Privacy Commissioner Jennifer Stoddart has asked Google Inc. to explain how its new social network, Buzz, has addressed privacy issues since its recent launch.
She also reminded Google officials in a conference call this week that their company, like all multinational corporations, must abide by Canadian privacy laws when they launch products in this country.
“We have seen a storm of protest and outrage over alleged privacy violations and my office also has questions about how Google Buzz has met the requirements of privacy law in Canada,” said Stoddart.
Stoddart also expressed disappointment that, despite the clear and significant privacy implications, the California-based corporation failed to consult her Office prior to unveiling Buzz in Canada.
“My office has a variety of resources available to help companies build privacy into their products and services. When companies consult with us at the development stage, they can avoid the problems we’ve seen in recent days.”

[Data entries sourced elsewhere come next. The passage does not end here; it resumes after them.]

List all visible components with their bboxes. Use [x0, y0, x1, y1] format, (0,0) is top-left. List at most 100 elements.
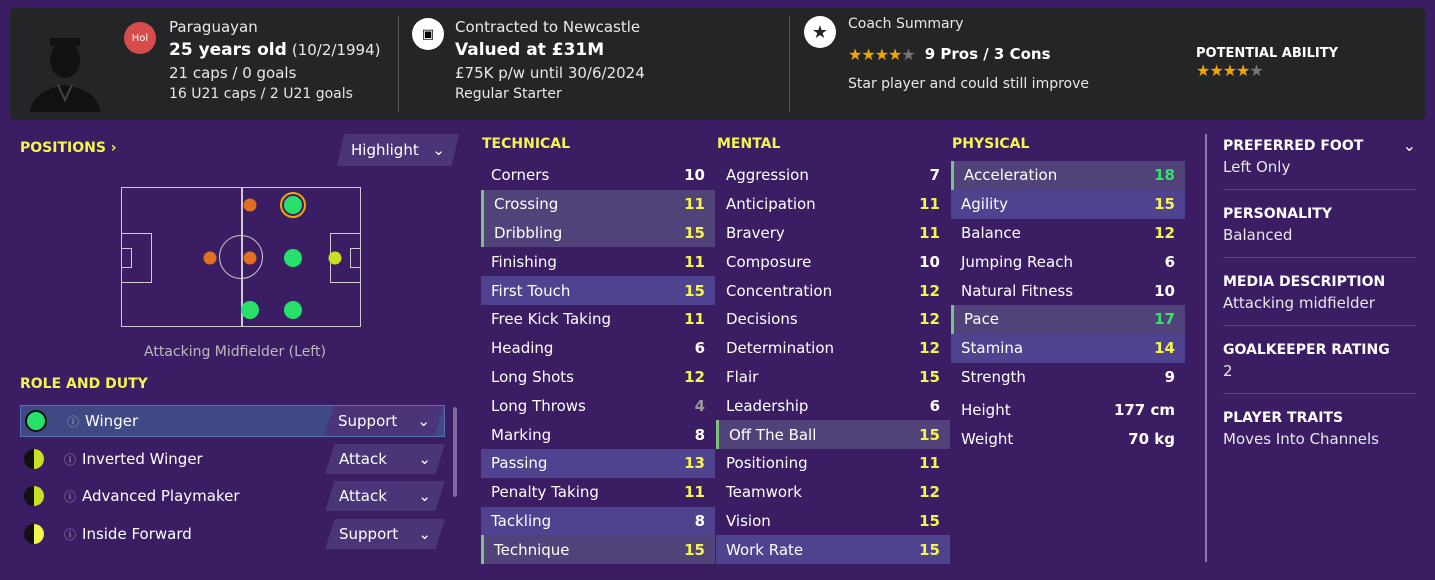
attribute-row[interactable]: Long Throws 4 — [481, 391, 715, 420]
duty-dropdown[interactable]: Attack ⌄ — [325, 481, 445, 511]
attribute-row[interactable]: Marking 8 — [481, 420, 715, 449]
attribute-row[interactable]: Balance 12 — [951, 219, 1185, 248]
position-label: Attacking Midfielder (Left) — [144, 344, 326, 360]
role-circle-icon — [24, 449, 44, 469]
attribute-row[interactable]: Stamina 14 — [951, 333, 1185, 363]
attribute-row[interactable]: Agility 15 — [951, 189, 1185, 219]
attribute-row[interactable]: Leadership 6 — [716, 391, 950, 420]
player-avatar — [30, 38, 100, 112]
attribute-name: Passing — [491, 454, 548, 473]
role-name: Inside Forward — [82, 525, 192, 543]
player-age: 25 years old — [169, 40, 287, 60]
positions-title[interactable]: POSITIONS › — [20, 140, 117, 156]
highlight-dropdown[interactable]: Highlight ⌄ — [337, 134, 459, 166]
attribute-name: Finishing — [491, 252, 557, 271]
goalkeeper-rating: GOALKEEPER RATING 2 — [1223, 326, 1416, 394]
attribute-row[interactable]: Bravery 11 — [716, 219, 950, 248]
attribute-row[interactable]: Vision 15 — [716, 507, 950, 536]
potential-ability-stars: ★★★★★ — [1196, 61, 1264, 80]
attribute-name: Crossing — [494, 195, 559, 214]
attribute-name: Work Rate — [726, 540, 804, 559]
potential-ability-label: POTENTIAL ABILITY — [1196, 46, 1338, 61]
attribute-row[interactable]: Composure 10 — [716, 247, 950, 276]
position-dot — [203, 251, 217, 265]
attribute-name: Composure — [726, 252, 812, 271]
attribute-row[interactable]: Acceleration 18 — [951, 161, 1185, 190]
attribute-name: Natural Fitness — [961, 281, 1074, 300]
attribute-row[interactable]: Finishing 11 — [481, 247, 715, 276]
attribute-value: 6 — [694, 339, 705, 358]
attribute-value: 15 — [684, 223, 705, 242]
attribute-row[interactable]: Passing 13 — [481, 448, 715, 478]
star-icon: ★ — [804, 16, 836, 48]
attribute-value: 11 — [919, 223, 940, 242]
player-value: Valued at £31M — [455, 40, 605, 60]
attribute-row[interactable]: Teamwork 12 — [716, 478, 950, 507]
attribute-row[interactable]: Flair 15 — [716, 363, 950, 392]
duty-dropdown[interactable]: Support ⌄ — [325, 519, 445, 549]
attribute-row[interactable]: Off The Ball 15 — [716, 420, 950, 449]
mental-column: MENTAL Aggression 7 Anticipation 11 Bravery 1… — [716, 136, 950, 565]
attribute-name: Strength — [961, 367, 1026, 386]
position-dot — [241, 301, 259, 319]
attribute-row[interactable]: Tackling 8 — [481, 506, 715, 536]
attribute-row[interactable]: Long Shots 12 — [481, 363, 715, 392]
role-circle-icon — [24, 486, 44, 506]
height-row: Height 177 cm — [961, 400, 1175, 419]
role-row[interactable]: ⓘ Winger Support ⌄ — [20, 405, 445, 437]
chevron-down-icon[interactable]: ⌄ — [1403, 136, 1416, 156]
duty-dropdown[interactable]: Support ⌄ — [324, 406, 444, 436]
attribute-value: 18 — [1154, 166, 1175, 185]
role-row[interactable]: ⓘ Inside Forward Support ⌄ — [20, 518, 445, 550]
attribute-row[interactable]: Natural Fitness 10 — [951, 276, 1185, 305]
position-dot — [328, 251, 342, 265]
role-row[interactable]: ⓘ Inverted Winger Attack ⌄ — [20, 443, 445, 475]
duty-dropdown[interactable]: Attack ⌄ — [325, 444, 445, 474]
attribute-row[interactable]: Determination 12 — [716, 334, 950, 363]
attribute-value: 7 — [929, 166, 940, 185]
attribute-value: 10 — [1154, 281, 1175, 300]
attribute-name: Concentration — [726, 281, 833, 300]
attribute-row[interactable]: Concentration 12 — [716, 276, 950, 305]
attribute-row[interactable]: Crossing 11 — [481, 189, 715, 219]
role-row[interactable]: ⓘ Advanced Playmaker Attack ⌄ — [20, 480, 445, 512]
info-icon[interactable]: ⓘ — [64, 526, 76, 543]
attribute-row[interactable]: Work Rate 15 — [716, 535, 950, 565]
attribute-value: 6 — [1164, 252, 1175, 271]
attribute-row[interactable]: Pace 17 — [951, 304, 1185, 334]
info-icon[interactable]: ⓘ — [67, 413, 79, 430]
coach-rating: ★★★★ ★ 9 Pros / 3 Cons — [848, 42, 1089, 66]
attribute-row[interactable]: Positioning 11 — [716, 449, 950, 478]
attribute-value: 13 — [684, 454, 705, 473]
attribute-row[interactable]: Technique 15 — [481, 535, 715, 565]
preferred-foot: PREFERRED FOOT ⌄ Left Only — [1223, 122, 1416, 190]
pros-cons[interactable]: 9 Pros / 3 Cons — [925, 42, 1051, 66]
attribute-name: Heading — [491, 339, 554, 358]
media-description: MEDIA DESCRIPTION Attacking midfielder — [1223, 258, 1416, 326]
physical-column: PHYSICAL Acceleration 18 Agility 15 Balance 1… — [951, 136, 1185, 453]
attribute-row[interactable]: Anticipation 11 — [716, 190, 950, 219]
attribute-row[interactable]: Aggression 7 — [716, 161, 950, 190]
attribute-value: 8 — [694, 511, 705, 530]
attribute-row[interactable]: Penalty Taking 11 — [481, 478, 715, 507]
roles-scrollbar[interactable] — [453, 407, 457, 497]
attribute-row[interactable]: Free Kick Taking 11 — [481, 305, 715, 334]
attribute-row[interactable]: Strength 9 — [951, 363, 1185, 392]
squad-status: Regular Starter — [455, 86, 562, 102]
attribute-name: Bravery — [726, 223, 785, 242]
attribute-name: Leadership — [726, 396, 809, 415]
attribute-value: 15 — [919, 540, 940, 559]
caps: 21 caps / 0 goals — [169, 64, 297, 82]
attribute-value: 9 — [1164, 367, 1175, 386]
attribute-name: Acceleration — [964, 166, 1058, 185]
info-icon[interactable]: ⓘ — [64, 488, 76, 505]
attribute-value: 12 — [1154, 223, 1175, 242]
attribute-row[interactable]: Corners 10 — [481, 161, 715, 190]
attribute-row[interactable]: Decisions 12 — [716, 305, 950, 334]
role-circle-icon — [24, 524, 44, 544]
attribute-row[interactable]: Heading 6 — [481, 334, 715, 363]
info-icon[interactable]: ⓘ — [64, 451, 76, 468]
attribute-row[interactable]: First Touch 15 — [481, 276, 715, 305]
attribute-row[interactable]: Jumping Reach 6 — [951, 247, 1185, 276]
attribute-row[interactable]: Dribbling 15 — [481, 218, 715, 248]
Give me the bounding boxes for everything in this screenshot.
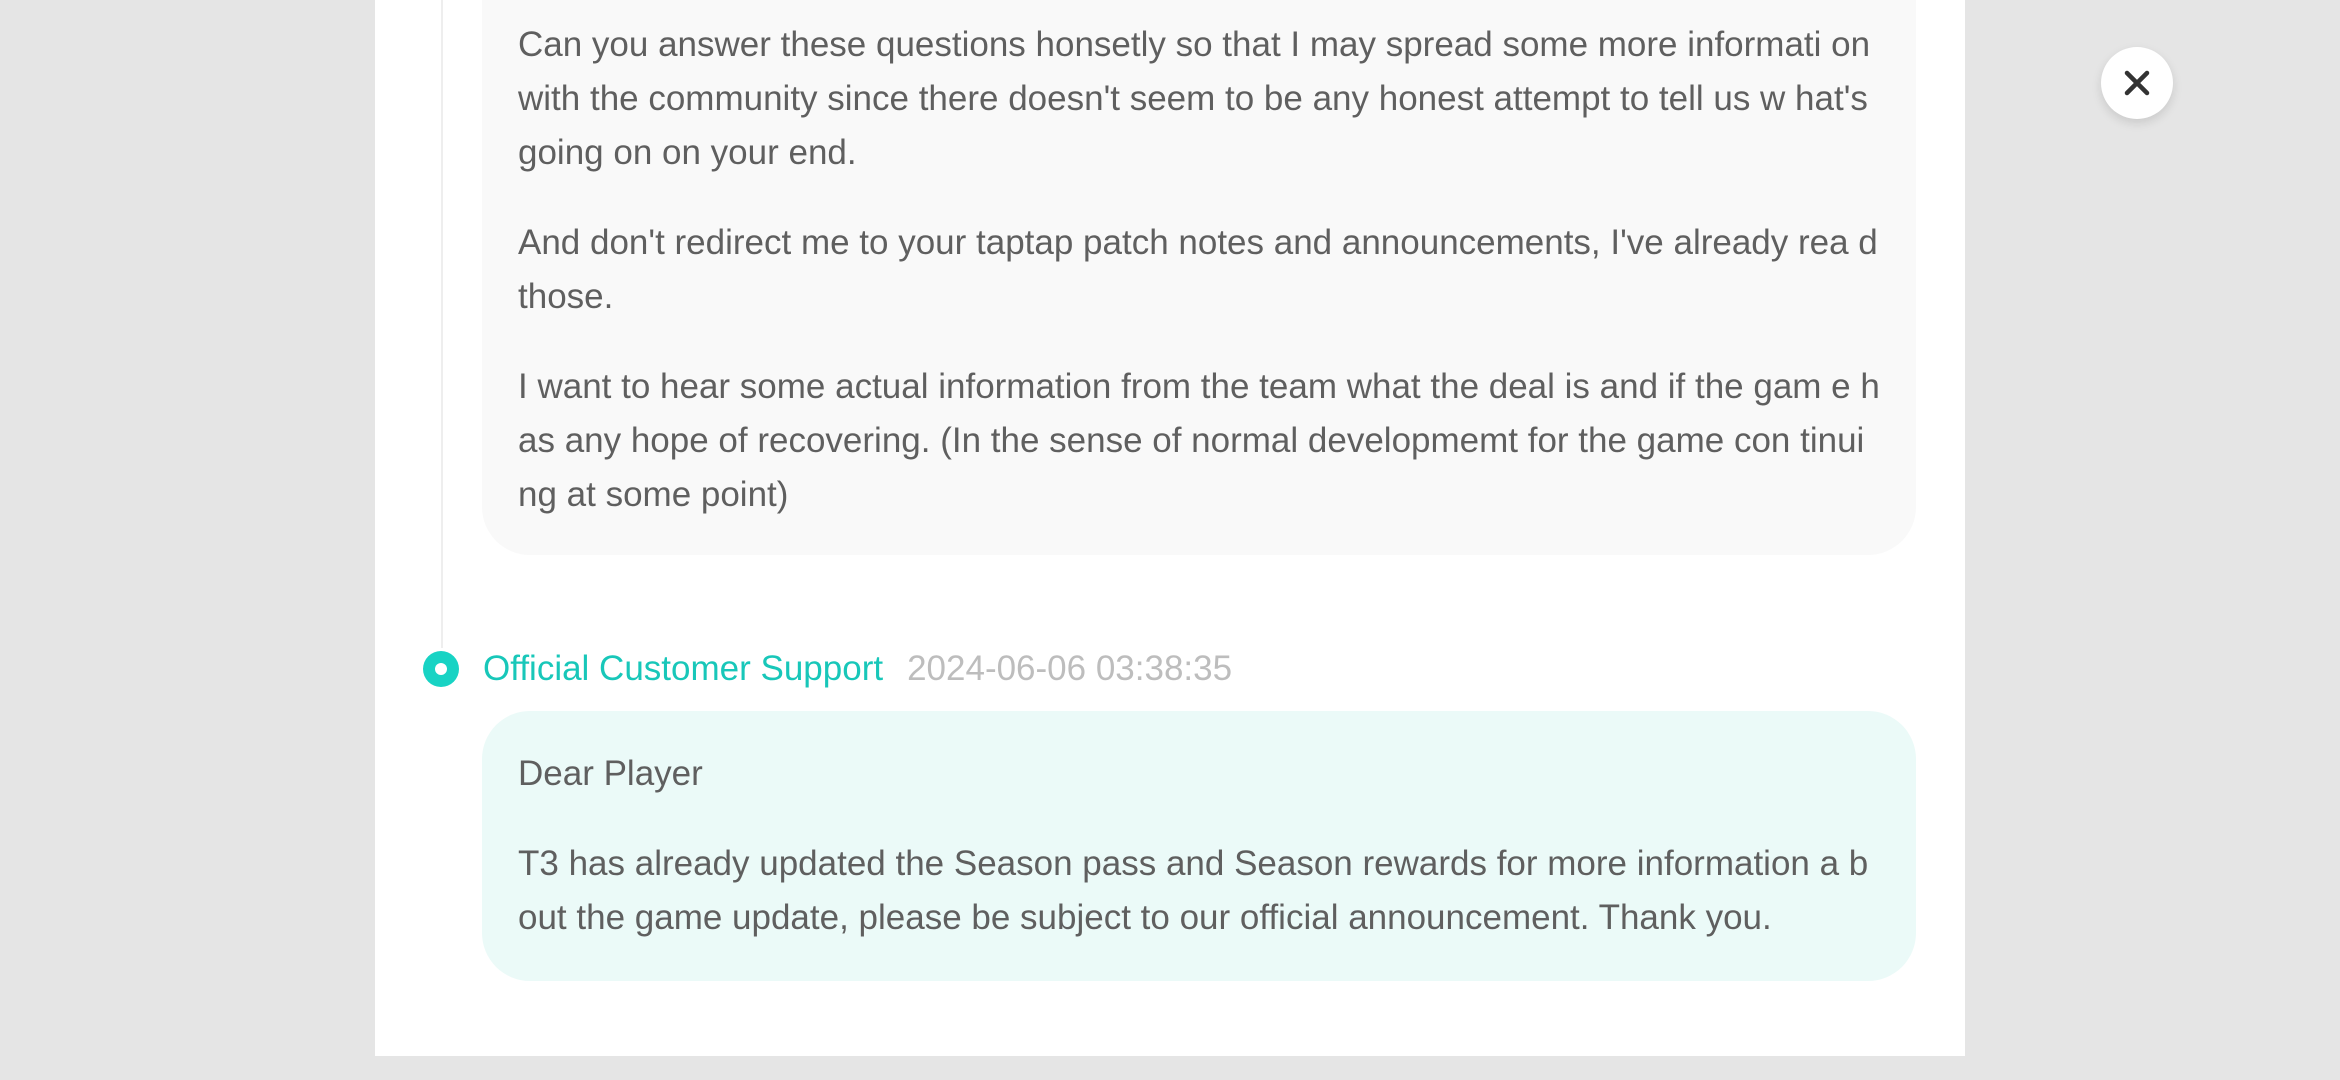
reply-author: Official Customer Support — [483, 649, 884, 688]
timeline-dot-icon — [423, 651, 459, 687]
timeline-line — [441, 0, 443, 648]
support-reply-paragraph: Dear Player — [518, 754, 703, 793]
support-reply-bubble: Dear Player T3 has already updated the S… — [482, 711, 1916, 981]
close-icon — [2124, 70, 2150, 96]
user-message-paragraph: And don't redirect me to your taptap pat… — [518, 223, 1878, 316]
close-button[interactable] — [2101, 47, 2173, 119]
user-message-bubble: Can you answer these questions honsetly … — [482, 0, 1916, 555]
user-message-paragraph: I want to hear some actual information f… — [518, 367, 1880, 514]
user-message-paragraph: Can you answer these questions honsetly … — [518, 25, 1871, 172]
support-reply-paragraph: T3 has already updated the Season pass a… — [518, 844, 1869, 937]
reply-header: Official Customer Support 2024-06-06 03:… — [423, 643, 1232, 695]
ticket-thread-panel: Can you answer these questions honsetly … — [375, 0, 1965, 1056]
reply-timestamp: 2024-06-06 03:38:35 — [907, 649, 1233, 688]
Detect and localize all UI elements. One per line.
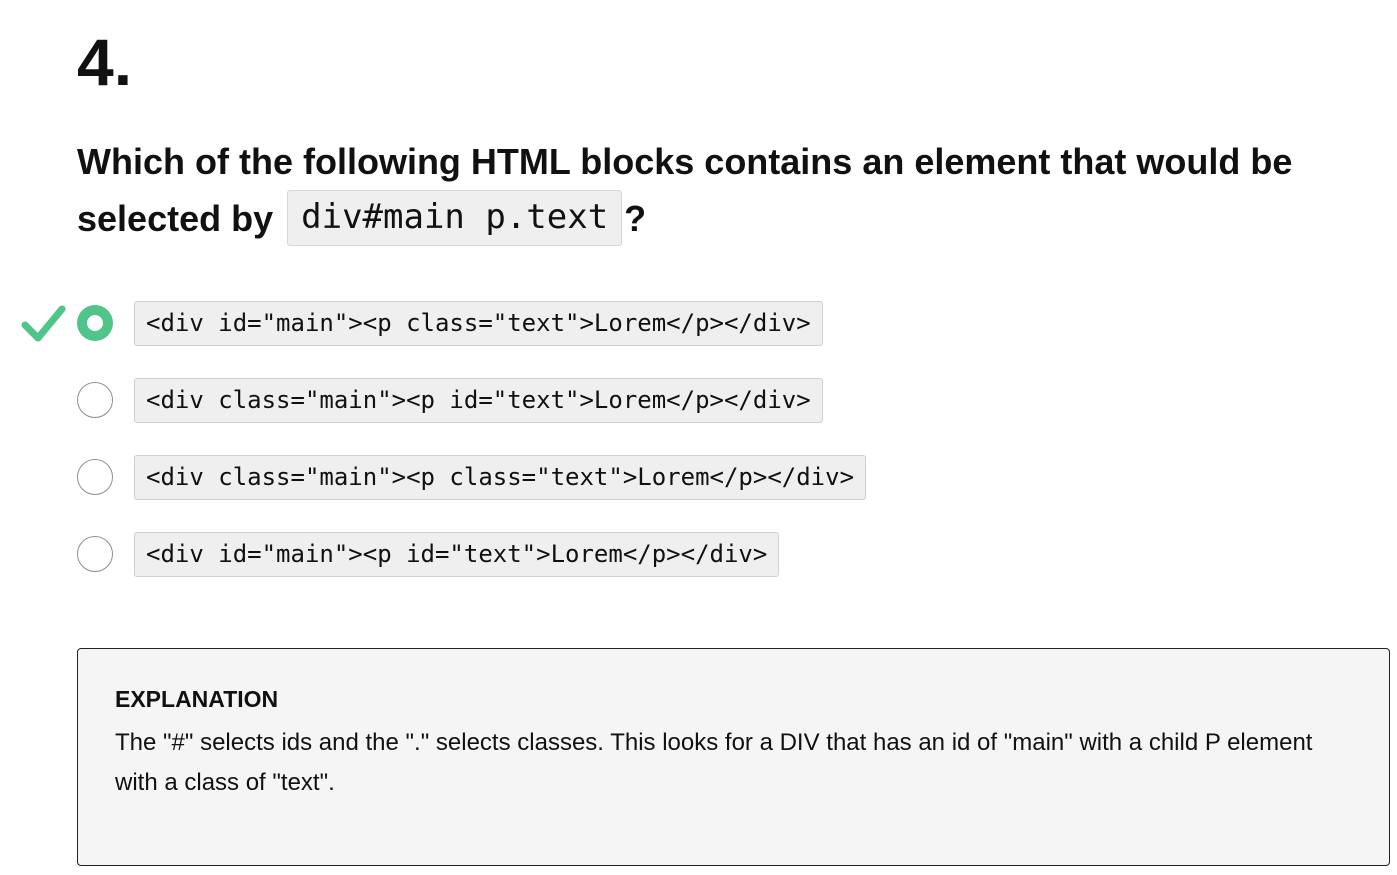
answer-option-4[interactable]: <div id="main"><p id="text">Lorem</p></d…	[0, 532, 1397, 577]
answer-code[interactable]: <div id="main"><p class="text">Lorem</p>…	[134, 301, 823, 346]
question-text: Which of the following HTML blocks conta…	[77, 133, 1377, 249]
check-icon	[21, 305, 66, 342]
answer-option-1[interactable]: <div id="main"><p class="text">Lorem</p>…	[0, 301, 1397, 346]
question-selector-code: div#main p.text	[287, 190, 623, 247]
quiz-question-page: 4. Which of the following HTML blocks co…	[0, 0, 1397, 875]
answer-options: <div id="main"><p class="text">Lorem</p>…	[0, 301, 1397, 609]
answer-code[interactable]: <div class="main"><p id="text">Lorem</p>…	[134, 378, 823, 423]
question-prompt: Which of the following HTML blocks conta…	[77, 141, 1293, 239]
radio-button[interactable]	[77, 536, 113, 572]
question-mark: ?	[624, 198, 647, 239]
answer-code[interactable]: <div class="main"><p class="text">Lorem<…	[134, 455, 867, 500]
radio-button[interactable]	[77, 382, 113, 418]
explanation-heading: EXPLANATION	[115, 686, 279, 712]
radio-button[interactable]	[77, 459, 113, 495]
radio-button-selected[interactable]	[77, 305, 113, 341]
explanation-text: The "#" selects ids and the "." selects …	[115, 729, 1313, 796]
answer-option-2[interactable]: <div class="main"><p id="text">Lorem</p>…	[0, 378, 1397, 423]
answer-code[interactable]: <div id="main"><p id="text">Lorem</p></d…	[134, 532, 780, 577]
explanation-box: EXPLANATION The "#" selects ids and the …	[77, 648, 1390, 866]
question-number: 4.	[77, 25, 133, 99]
answer-option-3[interactable]: <div class="main"><p class="text">Lorem<…	[0, 455, 1397, 500]
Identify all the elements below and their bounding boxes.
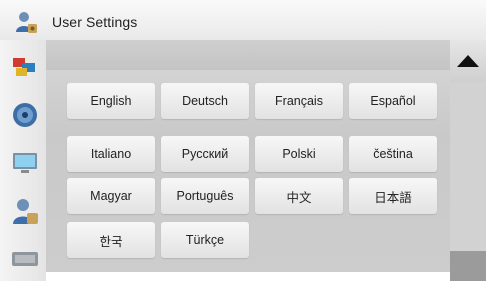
panel-bottom-edge [46,272,450,281]
language-button-polski[interactable]: Polski [255,136,343,172]
scroll-up-button[interactable] [450,40,486,82]
language-button-turkce[interactable]: Türkçe [161,222,249,258]
language-button-italiano[interactable]: Italiano [67,136,155,172]
user-settings-screen: User Settings English Deutsch Français E… [0,0,486,281]
user-settings-icon[interactable] [10,196,40,226]
scroll-thumb[interactable] [450,251,486,281]
language-button-espanol[interactable]: Español [349,83,437,119]
triangle-up-icon [457,55,479,67]
user-settings-icon [16,12,37,33]
language-button-portugues[interactable]: Português [161,178,249,214]
language-button-deutsch[interactable]: Deutsch [161,83,249,119]
scrollbar[interactable] [450,40,486,281]
panel-header-strip [46,40,450,70]
language-button-magyar[interactable]: Magyar [67,178,155,214]
disc-icon[interactable] [10,100,40,130]
language-button-korean[interactable]: 한국 [67,222,155,258]
language-button-cestina[interactable]: čeština [349,136,437,172]
language-button-russian[interactable]: Русский [161,136,249,172]
language-button-chinese[interactable]: 中文 [255,178,343,214]
language-button-english[interactable]: English [67,83,155,119]
keyboard-icon[interactable] [10,244,40,274]
settings-sidebar [0,40,46,281]
monitor-icon[interactable] [10,148,40,178]
title-bar: User Settings [0,0,486,41]
flags-icon[interactable] [10,52,40,82]
language-button-francais[interactable]: Français [255,83,343,119]
language-button-japanese[interactable]: 日本語 [349,178,437,214]
window-title: User Settings [52,14,138,30]
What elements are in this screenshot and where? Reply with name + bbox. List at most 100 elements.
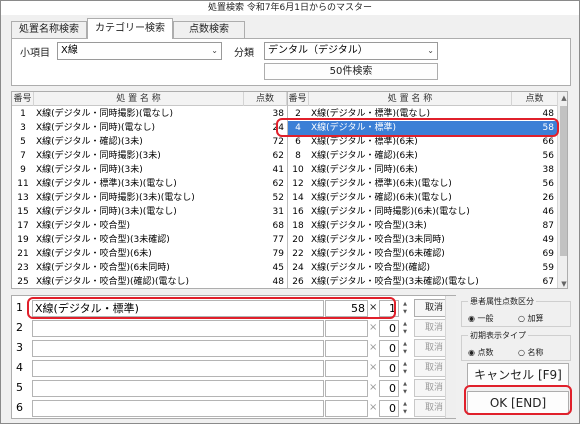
table-row[interactable]: 5 X線(デジタル・確認)(3未) 72 6 X線(デジタル・標準)(6未) 66: [12, 135, 557, 149]
cell-points: 77: [272, 235, 284, 245]
header-name: 処 置 名 称: [309, 92, 512, 106]
header-points: 点数: [525, 94, 544, 104]
cell-points: 38: [272, 109, 284, 119]
table-row[interactable]: 21 X線(デジタル・咬合型)(6未) 79 22 X線(デジタル・咬合型)(6未確認)…: [12, 247, 557, 261]
item-name-field[interactable]: X線(デジタル・標準): [32, 300, 324, 317]
item-points-field[interactable]: [325, 340, 368, 357]
item-name-field[interactable]: [32, 380, 324, 397]
scroll-up-icon[interactable]: ▲: [558, 92, 567, 104]
item-points-field[interactable]: [325, 320, 368, 337]
cell-points: 31: [272, 207, 284, 217]
radio-general[interactable]: ◉ 一般: [468, 313, 494, 324]
tab-name-search[interactable]: 処置名称検索: [11, 21, 87, 38]
cell-number: 22: [292, 249, 304, 259]
item-name-field[interactable]: [32, 360, 324, 377]
quantity-field[interactable]: 1: [379, 300, 399, 317]
tab-category-search[interactable]: カテゴリー検索: [87, 18, 173, 39]
cell-name: X線(デジタル・咬合型)(3未確認): [36, 235, 170, 245]
cell-name: X線(デジタル・標準)(3未)(電なし): [36, 179, 177, 189]
cell-number: 26: [292, 277, 304, 287]
cell-name: X線(デジタル・標準)(電なし): [311, 109, 431, 119]
selected-item-row: 2 × 0 ▲ ▼ 取消: [12, 318, 457, 338]
category-label: 分類: [234, 48, 254, 59]
item-name-field[interactable]: [32, 340, 324, 357]
cell-name: X線(デジタル・咬合型)(6未確認): [311, 249, 445, 259]
cell-number: 8: [295, 151, 301, 161]
radio-addition[interactable]: ○ 加算: [518, 313, 544, 324]
cell-number: 1: [20, 109, 26, 119]
quantity-spinner-icon[interactable]: ▲ ▼: [401, 380, 409, 397]
item-points-field[interactable]: 58: [325, 300, 368, 317]
table-row[interactable]: 23 X線(デジタル・咬合型)(6未同時) 45 24 X線(デジタル・咬合型)(確認)…: [12, 261, 557, 275]
cell-number: 4: [295, 123, 301, 133]
row-index: 2: [16, 321, 23, 334]
item-points-field[interactable]: [325, 380, 368, 397]
quantity-spinner-icon[interactable]: ▲ ▼: [401, 300, 409, 317]
radio-name[interactable]: ○ 名称: [518, 347, 544, 358]
table-row[interactable]: 1 X線(デジタル・同時撮影)(電なし) 38 2 X線(デジタル・標準)(電なし) 48: [12, 107, 557, 121]
category-select[interactable]: デンタル（デジタル） ⌄: [264, 42, 438, 60]
table-row[interactable]: 13 X線(デジタル・同時撮影)(3未)(電なし) 52 14 X線(デジタル・確認)(…: [12, 191, 557, 205]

Buzz was added as a feature on Google’s Gmail, which reportedly has 146 million users worldwide, last week.
Some Gmail users have alleged that they were automatically – and without adequate consent or prior notice – assigned a network of “followers” based on the people with whom they communicated most often using Google’s e-mail and chat services. They also alleged that, by default, this list of “followers” was included in a widely available online profile.
Google has since issued a public apology and introduced changes to try to address the widespread criticism. The company has said that further changes will be introduced this week.
The Privacy Commissioner of Canada is mandated by Parliament to act as an ombudsman, advocate and guardian of privacy and the protection of personal information rights of Canadians.